Stuck in Neutral: 
Why can't I get out of this?
Based on a true story:  an 18-year old woman has just gotten out of an abusive dating relationship and is recovering, just for another man, a friend of hers, to reject her soon after, saying some things that negatively affect the way she sees herself.  Add to that the fact that this situation is nothing new to her; she has been in the same cycle of negativity and pain since puberty.
     Imagine a year later, this same woman is angry and frustrated.  She believes she has been wronged, and regrets every day that she hadn't told the men that hurt her what she really thought of them and what they had done.  She finds herself becoming paranoid; she fears that the man that had rejected her a year before was now looking to date her friends.  She knows that her feelings make no sense to her and she should be over this man, but she doesn't know what to do.  She's stuck in a snowmound, and her wheels are spinning.
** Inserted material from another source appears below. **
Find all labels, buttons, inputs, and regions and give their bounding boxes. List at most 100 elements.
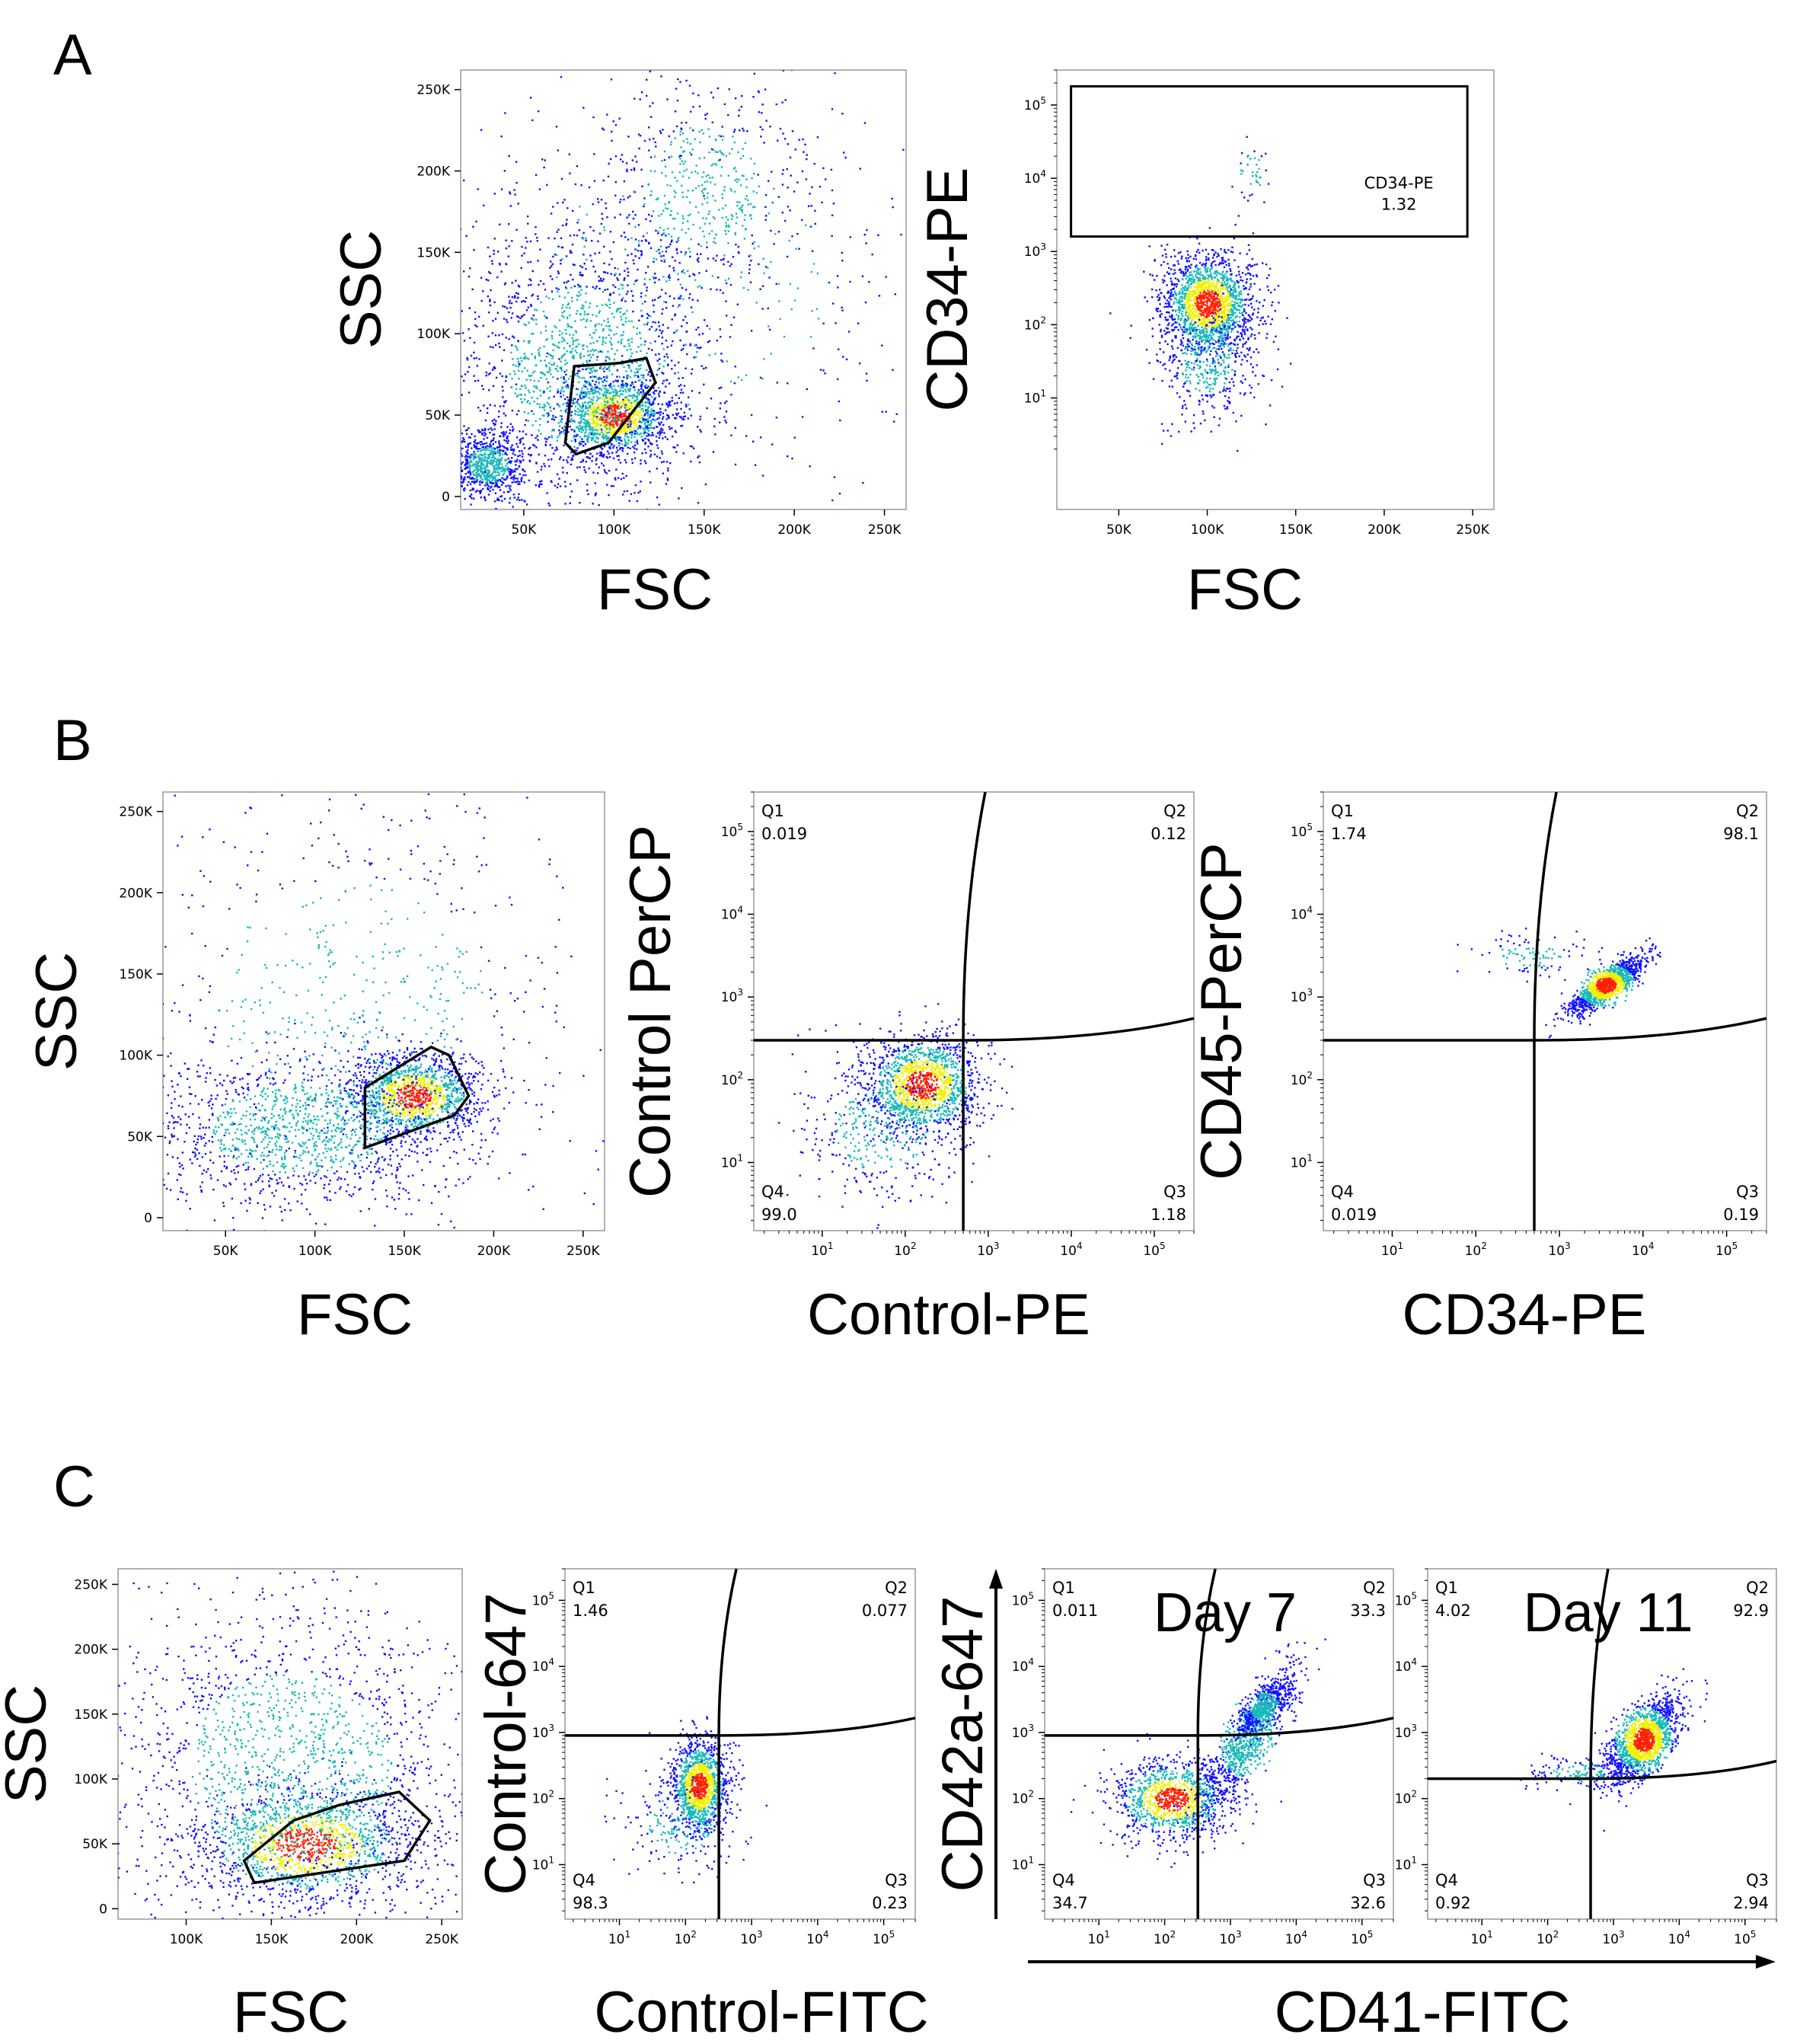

     Most, if not all people, have at least that one issue in life that is a weakness, that one thing that tends to cause problems and drama. The challenge is to figure out what the issue really is, face it, ask God for guidance, do what He says, learn from it, then leave it in the past.  I know that sounds like a lot of steps, but it's really not.
     Let's go back to the woman spinning her wheels.  God lets her know that her past issues with men are being manifested in the current situation with this man, and she needs to apologize, forgive, and move on with her life.  She apologizes for the wrongs she sees that she has done, and she has forgiven those who had wronged her.  This is a hard process of healing, but she makes it through. 
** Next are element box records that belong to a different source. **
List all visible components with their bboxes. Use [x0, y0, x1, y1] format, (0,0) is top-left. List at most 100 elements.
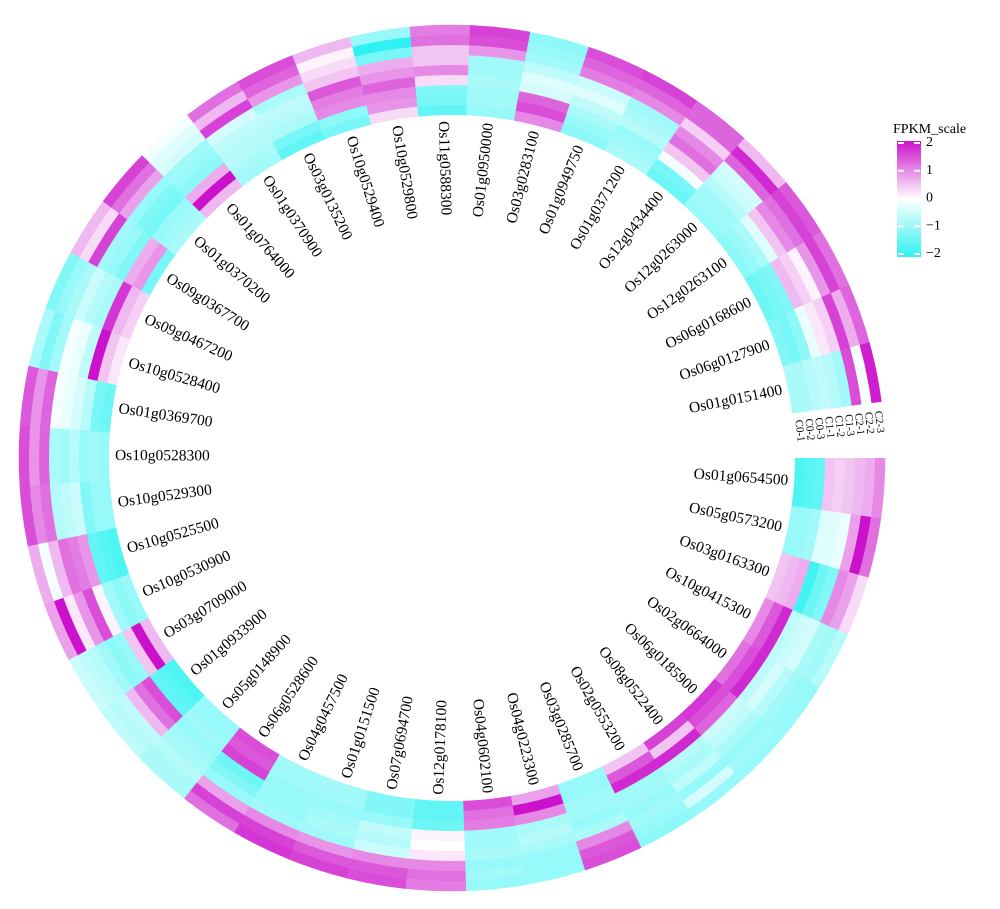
- heatmap-cell: [522, 851, 583, 876]
- heatmap-cell: [742, 597, 775, 646]
- heatmap-cell: [227, 735, 275, 773]
- heatmap-cell: [662, 141, 711, 183]
- gene-label: Os01g0151400: [688, 381, 784, 417]
- heatmap-cell: [303, 65, 360, 93]
- heatmap-cell: [217, 124, 268, 163]
- heatmap-cell: [89, 480, 107, 533]
- heatmap-cell: [665, 742, 715, 785]
- heatmap-cell: [739, 213, 779, 264]
- heatmap-cell: [277, 129, 326, 160]
- heatmap-cell: [794, 305, 822, 359]
- gene-label: Os01g0369700: [117, 400, 213, 430]
- heatmap-cell: [829, 571, 859, 631]
- legend-tick-label: −2: [926, 246, 941, 261]
- heatmap-cell: [747, 207, 788, 258]
- heatmap-cell: [610, 759, 661, 794]
- heatmap-cell: [774, 555, 802, 607]
- heatmap-cell: [95, 640, 134, 694]
- heatmap-cell: [417, 104, 468, 117]
- heatmap-cell: [701, 698, 746, 744]
- heatmap-cell: [674, 125, 725, 169]
- heatmap-cell: [366, 96, 418, 115]
- heatmap-cell: [513, 110, 564, 133]
- heatmap-cell: [801, 626, 839, 683]
- heatmap-cell: [851, 458, 866, 516]
- heatmap-cell: [146, 743, 197, 791]
- heatmap-cell: [791, 458, 806, 508]
- heatmap-cell: [563, 784, 616, 814]
- heatmap-cell: [680, 678, 723, 722]
- heatmap-cell: [614, 767, 666, 803]
- heatmap-cell: [110, 577, 140, 628]
- heatmap-cell: [778, 182, 822, 238]
- heatmap-cell: [510, 784, 561, 807]
- heatmap-cell: [175, 715, 222, 760]
- heatmap-cell: [211, 116, 263, 155]
- heatmap-cell: [604, 141, 653, 176]
- heatmap-cell: [269, 763, 319, 795]
- heatmap-cell: [259, 780, 312, 813]
- heatmap-cell: [314, 95, 367, 121]
- heatmap-cell: [190, 782, 245, 824]
- heatmap-cell: [463, 805, 515, 822]
- heatmap-cell: [72, 590, 105, 646]
- heatmap-cell: [724, 226, 762, 274]
- heatmap-cell: [838, 574, 869, 635]
- heatmap-cell: [177, 154, 225, 198]
- gene-label: Os10g0528300: [115, 447, 210, 464]
- heatmap-cell: [651, 158, 698, 198]
- heatmap-cell: [786, 247, 822, 302]
- legend-tick-label: 2: [926, 135, 933, 150]
- heatmap-cell: [406, 868, 466, 882]
- heatmap-cell: [156, 130, 206, 177]
- heatmap-cell: [703, 175, 748, 221]
- heatmap-cell: [775, 313, 803, 364]
- heatmap-cell: [717, 160, 764, 209]
- heatmap-cell: [349, 26, 411, 47]
- heatmap-cell: [237, 55, 297, 91]
- heatmap-cell: [721, 717, 769, 766]
- heatmap-cell: [467, 85, 520, 102]
- heatmap-cell: [167, 722, 216, 768]
- heatmap-cell: [359, 66, 415, 86]
- heatmap-cell: [119, 573, 149, 623]
- heatmap-cell: [111, 285, 142, 336]
- heatmap-cell: [687, 685, 731, 729]
- gene-label: Os05g0573200: [687, 499, 783, 535]
- heatmap-cell: [196, 774, 250, 816]
- gene-label: Os01g0151500: [338, 685, 384, 781]
- heatmap-cell: [524, 860, 586, 885]
- heatmap-cell: [566, 103, 619, 134]
- heatmap-cell: [140, 675, 183, 724]
- heatmap-cell: [101, 280, 133, 333]
- heatmap-cell: [737, 655, 777, 705]
- heatmap-cell: [220, 743, 270, 781]
- heatmap-cell: [187, 81, 244, 124]
- gene-label: Os10g0529800: [388, 124, 421, 220]
- heatmap-cell: [761, 262, 795, 314]
- heatmap-cell: [803, 301, 832, 356]
- heatmap-cell: [79, 378, 98, 432]
- heatmap-cell: [274, 754, 323, 786]
- heatmap-cell: [734, 730, 784, 781]
- heatmap-cell: [67, 321, 93, 377]
- heatmap-cell: [671, 750, 722, 793]
- gene-label: Os03g0283100: [503, 129, 543, 225]
- heatmap-cell: [528, 31, 590, 57]
- heatmap-cell: [27, 543, 54, 605]
- heatmap-cell: [64, 261, 98, 319]
- heatmap-cell: [601, 742, 650, 776]
- heatmap-cell: [18, 425, 31, 487]
- sample-label: C2-3: [872, 410, 886, 434]
- heatmap-cell: [631, 87, 686, 126]
- heatmap-cell: [345, 868, 407, 889]
- heatmap-cell: [199, 98, 253, 140]
- heatmap-cell: [782, 363, 803, 414]
- heatmap-cell: [413, 64, 469, 77]
- heatmap-cell: [307, 803, 361, 830]
- heatmap-cell: [643, 713, 689, 752]
- heatmap-cell: [68, 429, 81, 484]
- heatmap-cell: [572, 84, 628, 116]
- heatmap-cell: [778, 252, 813, 306]
- heatmap-cell: [751, 601, 784, 652]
     A side note:  Forgiveness is a powerful thing.  It is good to forgive others, because of the forgiveness Jesus shows us.  How can we expect anyone to forgive us for our transgressions if we hold a grudge?  Also, it is important to forgive yourself.  Regret is a feeling that can gnaw at you for a long, long time.  It makes you look back on the things you have done wrong, and not only think that you could've done these things differently, but it also makes you wish that certain situations never happened.  We all make mistakes, but the trick is to learn from them, not just to mourn them. 
     The woman believes she is over her past pain from other men, but she still has feelings for this particular man, and she wishes that she had been more assertive and stood up for herself and told him that she didn't agree with what he said about her.
     Right there, she has a choice.  She can either continue to be angry at herself and have this regret on her heart, or forgive herself, learn from this mistake, and have closure. 
     This story can apply to others in whole or in part.  Your issue may be with "love," whether family, friend, or romantic, it could be an issue with finances, it could be an issue with skeletons in your closet or a deep, dark secret that's been haunting you for years.  God doesn't allow us to go through problems to play with us;  He has us go through things so we can gain character, learn lessons that He wants us to understand, and be prepared for the things He wants us to do and go through in the future, good as well as bad. 
     The woman, by the way, finally chose to forgive herself, and that choice was the salt on her snowmound.  She is now riding past it, the situation is now only a memory.  Trust me, it's true, I know her.